Ich hab heute auf sueddeutsche.de einen Artikel vom 07.05.2008 zum Thema Hochschulreform gelesen. Darin stand, dass viele Bachelor-Studenten das Gefühl haben, dass die Hochschulen die ersten Jahrgänge als Versuchspersonen für die neuen Studienpläne missbrauchen.

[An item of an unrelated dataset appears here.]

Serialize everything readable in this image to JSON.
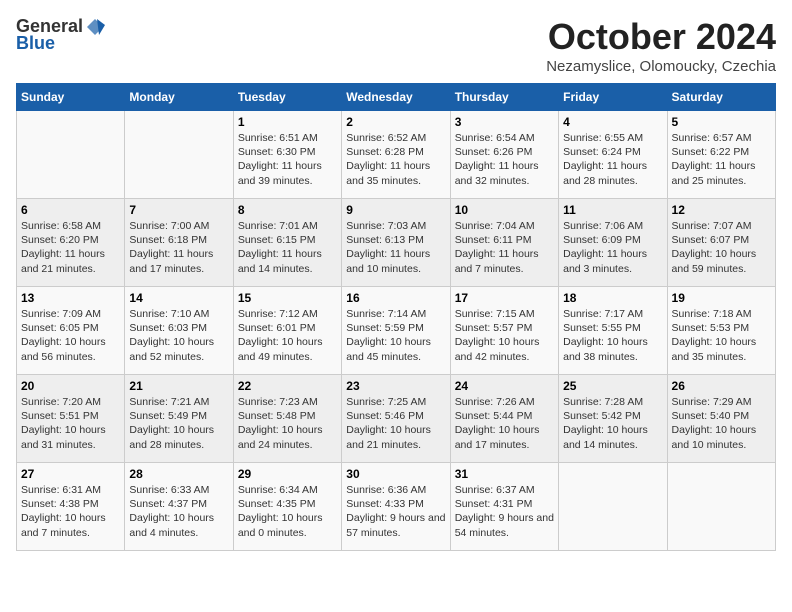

Tatsächlich habe ich auch schon ähnlich Aussagen von Bachelor-Studenten an unserer FH gehört. Ich als Diplom-Studentin kann das nicht wirklich beurteilen, allerdings mache ich mir aber auch Sorgen um den weiteren Ablauf meines Studiums. Natürlich müssen alle Prüfungen bis zum Abschluss des letzten Diplomanden angeboten werden, aber werden dazu auch Vorlesungen gehalten? Werden die letzten Diplomstudenten in kleinen Studiengängen überhaupt die Möglichkeit haben ein Auslandssemester zu machen und damit ein Semester länger zu studieren ohne den Anspruch auf eine ordentliche Betreuung zu verlieren? Schon jetzt gibt es zum Beispiel in der Fakultät Betriebswirtschaft getrennte Internetseiten für Bachelor und Diplom.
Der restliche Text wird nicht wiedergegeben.